Question :
I have a function that accepts as parameter an array like:
CREATE OR REPLACE FUNCTION my_func(some_data custom_datum[]) RETURNS VOID AS $$
BEGIN
create table foo_table as (
select
coalesce(foo_ind, bar_ind, ter_ind) as foobarter,
import_date,
-- do some stuff here
from unnest (some_data) as T
group by grouping sets ((foo_ind, import_date), (bar_ind, import_date), (ter_ind, import_date))
);
END
$$ LANGUAGE plpgsql;
The input array is generated by another function foo
. So I call everything in this way:
select my_func(array(select foo()));
where the function foo
is:
CREATE OR REPLACE FUNCTION foo() RETURNS SETOF custom_datum
The problem is that for a big amount of data array(select foo())
returns:
ERROR: array size exceeds the maximum allowed (1073741823)

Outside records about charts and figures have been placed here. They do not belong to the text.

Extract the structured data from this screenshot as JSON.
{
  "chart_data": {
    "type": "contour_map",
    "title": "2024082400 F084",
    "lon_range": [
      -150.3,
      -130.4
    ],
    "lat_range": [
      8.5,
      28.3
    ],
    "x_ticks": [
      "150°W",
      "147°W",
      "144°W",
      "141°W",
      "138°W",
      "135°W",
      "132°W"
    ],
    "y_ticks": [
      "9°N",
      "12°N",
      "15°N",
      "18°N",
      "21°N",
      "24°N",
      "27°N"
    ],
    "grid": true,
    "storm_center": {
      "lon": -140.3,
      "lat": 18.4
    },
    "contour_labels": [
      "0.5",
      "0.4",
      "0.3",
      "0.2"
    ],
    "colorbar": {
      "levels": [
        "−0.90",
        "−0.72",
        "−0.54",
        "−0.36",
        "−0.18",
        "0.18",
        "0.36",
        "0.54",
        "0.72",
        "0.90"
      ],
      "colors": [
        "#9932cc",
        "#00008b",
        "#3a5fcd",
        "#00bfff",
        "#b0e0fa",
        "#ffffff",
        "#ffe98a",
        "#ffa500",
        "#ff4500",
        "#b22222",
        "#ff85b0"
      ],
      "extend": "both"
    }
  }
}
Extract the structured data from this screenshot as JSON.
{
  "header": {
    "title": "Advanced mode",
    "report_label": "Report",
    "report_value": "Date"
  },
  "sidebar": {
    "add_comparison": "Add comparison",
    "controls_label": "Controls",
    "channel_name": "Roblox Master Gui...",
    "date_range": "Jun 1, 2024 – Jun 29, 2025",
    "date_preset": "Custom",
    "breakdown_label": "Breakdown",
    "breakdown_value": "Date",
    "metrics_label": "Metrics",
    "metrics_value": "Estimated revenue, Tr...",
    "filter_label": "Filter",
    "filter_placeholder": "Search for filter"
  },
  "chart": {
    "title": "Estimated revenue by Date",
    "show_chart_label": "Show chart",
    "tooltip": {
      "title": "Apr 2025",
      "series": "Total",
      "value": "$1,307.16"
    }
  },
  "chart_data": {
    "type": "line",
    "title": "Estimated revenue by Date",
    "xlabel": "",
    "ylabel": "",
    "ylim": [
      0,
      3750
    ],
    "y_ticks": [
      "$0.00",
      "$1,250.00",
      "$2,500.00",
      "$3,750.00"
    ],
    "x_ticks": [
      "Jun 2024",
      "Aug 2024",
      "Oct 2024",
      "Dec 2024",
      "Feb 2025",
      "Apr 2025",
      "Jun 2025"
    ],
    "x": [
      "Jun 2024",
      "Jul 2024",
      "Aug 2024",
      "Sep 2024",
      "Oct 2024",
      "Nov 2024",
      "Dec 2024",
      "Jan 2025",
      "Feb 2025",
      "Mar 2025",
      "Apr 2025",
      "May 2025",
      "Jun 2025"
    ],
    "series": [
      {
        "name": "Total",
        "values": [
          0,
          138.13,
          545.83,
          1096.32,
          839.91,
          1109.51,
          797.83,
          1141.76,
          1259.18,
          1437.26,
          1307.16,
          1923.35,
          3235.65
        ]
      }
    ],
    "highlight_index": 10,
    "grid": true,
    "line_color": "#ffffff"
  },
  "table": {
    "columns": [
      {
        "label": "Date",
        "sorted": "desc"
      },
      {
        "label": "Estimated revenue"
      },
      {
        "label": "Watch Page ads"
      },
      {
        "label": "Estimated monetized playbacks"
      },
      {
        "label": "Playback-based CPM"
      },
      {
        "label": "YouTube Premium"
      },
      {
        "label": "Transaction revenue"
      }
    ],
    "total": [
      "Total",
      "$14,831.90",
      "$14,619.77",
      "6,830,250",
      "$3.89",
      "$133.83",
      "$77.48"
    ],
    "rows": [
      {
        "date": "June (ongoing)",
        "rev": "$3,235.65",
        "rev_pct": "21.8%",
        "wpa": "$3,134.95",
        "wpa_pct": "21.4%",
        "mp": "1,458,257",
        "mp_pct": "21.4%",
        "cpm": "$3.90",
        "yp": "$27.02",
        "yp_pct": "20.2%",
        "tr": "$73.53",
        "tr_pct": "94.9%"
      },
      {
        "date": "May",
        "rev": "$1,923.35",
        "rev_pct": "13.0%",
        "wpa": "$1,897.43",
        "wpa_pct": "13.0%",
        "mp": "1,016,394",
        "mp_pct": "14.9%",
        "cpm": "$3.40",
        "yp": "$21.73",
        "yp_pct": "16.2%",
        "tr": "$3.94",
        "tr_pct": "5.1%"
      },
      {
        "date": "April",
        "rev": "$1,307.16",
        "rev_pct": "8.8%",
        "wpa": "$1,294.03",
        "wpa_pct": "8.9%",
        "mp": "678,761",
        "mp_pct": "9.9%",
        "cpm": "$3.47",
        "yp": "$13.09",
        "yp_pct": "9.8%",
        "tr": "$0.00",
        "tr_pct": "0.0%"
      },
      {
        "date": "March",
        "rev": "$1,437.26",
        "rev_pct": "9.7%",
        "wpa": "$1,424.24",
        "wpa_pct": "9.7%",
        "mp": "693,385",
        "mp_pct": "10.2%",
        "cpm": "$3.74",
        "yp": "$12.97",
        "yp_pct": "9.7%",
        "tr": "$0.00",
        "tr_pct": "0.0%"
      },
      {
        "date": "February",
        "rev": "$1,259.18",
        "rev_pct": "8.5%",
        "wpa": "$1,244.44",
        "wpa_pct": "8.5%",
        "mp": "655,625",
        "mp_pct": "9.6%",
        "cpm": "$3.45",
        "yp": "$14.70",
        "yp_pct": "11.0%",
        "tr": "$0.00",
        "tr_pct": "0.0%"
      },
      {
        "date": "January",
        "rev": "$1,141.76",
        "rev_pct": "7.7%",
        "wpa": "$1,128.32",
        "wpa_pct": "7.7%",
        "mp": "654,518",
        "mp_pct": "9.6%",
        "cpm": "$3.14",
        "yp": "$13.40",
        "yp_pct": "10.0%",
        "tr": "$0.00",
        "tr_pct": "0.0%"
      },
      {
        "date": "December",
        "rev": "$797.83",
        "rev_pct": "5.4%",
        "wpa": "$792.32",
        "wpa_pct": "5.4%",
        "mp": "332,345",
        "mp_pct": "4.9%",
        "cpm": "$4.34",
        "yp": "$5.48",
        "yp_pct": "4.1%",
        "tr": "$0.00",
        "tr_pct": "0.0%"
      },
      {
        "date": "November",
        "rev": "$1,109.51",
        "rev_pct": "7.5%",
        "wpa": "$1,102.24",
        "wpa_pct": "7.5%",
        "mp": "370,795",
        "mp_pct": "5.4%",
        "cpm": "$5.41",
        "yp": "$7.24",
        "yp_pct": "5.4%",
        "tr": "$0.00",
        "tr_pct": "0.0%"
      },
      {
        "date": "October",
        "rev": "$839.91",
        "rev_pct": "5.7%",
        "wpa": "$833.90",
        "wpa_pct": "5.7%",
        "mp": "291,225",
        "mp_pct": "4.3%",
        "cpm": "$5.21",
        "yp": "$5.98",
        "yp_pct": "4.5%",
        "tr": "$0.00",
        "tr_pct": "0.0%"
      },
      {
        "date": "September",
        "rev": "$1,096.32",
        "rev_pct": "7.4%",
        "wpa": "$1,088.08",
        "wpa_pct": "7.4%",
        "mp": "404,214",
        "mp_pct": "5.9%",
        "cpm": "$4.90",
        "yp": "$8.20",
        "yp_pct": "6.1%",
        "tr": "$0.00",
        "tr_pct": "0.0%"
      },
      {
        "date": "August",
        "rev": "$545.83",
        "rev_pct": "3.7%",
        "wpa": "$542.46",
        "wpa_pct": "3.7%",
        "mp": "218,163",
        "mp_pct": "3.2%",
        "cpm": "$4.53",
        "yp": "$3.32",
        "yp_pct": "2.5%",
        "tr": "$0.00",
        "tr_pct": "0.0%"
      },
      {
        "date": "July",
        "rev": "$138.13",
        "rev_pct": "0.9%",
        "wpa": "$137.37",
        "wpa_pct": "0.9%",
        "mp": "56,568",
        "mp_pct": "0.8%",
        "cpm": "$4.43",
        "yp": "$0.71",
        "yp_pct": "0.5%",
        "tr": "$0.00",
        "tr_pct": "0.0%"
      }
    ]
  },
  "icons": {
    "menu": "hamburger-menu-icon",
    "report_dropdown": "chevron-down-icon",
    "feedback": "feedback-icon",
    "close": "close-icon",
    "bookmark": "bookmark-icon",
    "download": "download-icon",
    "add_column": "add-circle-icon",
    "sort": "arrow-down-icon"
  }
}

What I am trying to workaround is the lack of possibility to pass different functions, as at the moment, the input array gets generated by different functions:
select my_func(array(select foo()));
select my_func(array(select bar()));
select my_func(array(select ter()));
.... etc
How can I workaround this problem?
Answer :
What your my_func
is essentially doing is creating a MATERIALIZED VIEW
— a materialized view is a cached copy of a result set stored as a table. Drop the function and use the normal MATERIALIZED VIEW
.
Skip generating an array — waste of a time and space and may even be serializing the result set to disk twice. And, instead, just use something like this:
CREATE MATERIALIZED VIEW foo_view
AS
SELECT whatever
FROM wherever
GROUP BY GROUPING SETS (
(foo_ind, import_date),
(bar_ind, import_date),
(ter_ind, import_date)
);
Now you can “refresh” this by doing REFRESH foo_view;
You can possibly limit the output of foo()
:
SELECT foo() LIMIT 10000;
Or, most probably better, avoid using arrays altogether (pass the set, not an array made of it). For this, you will, of course, have to rewrite my_func()
. Thinking about it, I can imagine that this will be beneficial from a performance point of view, too.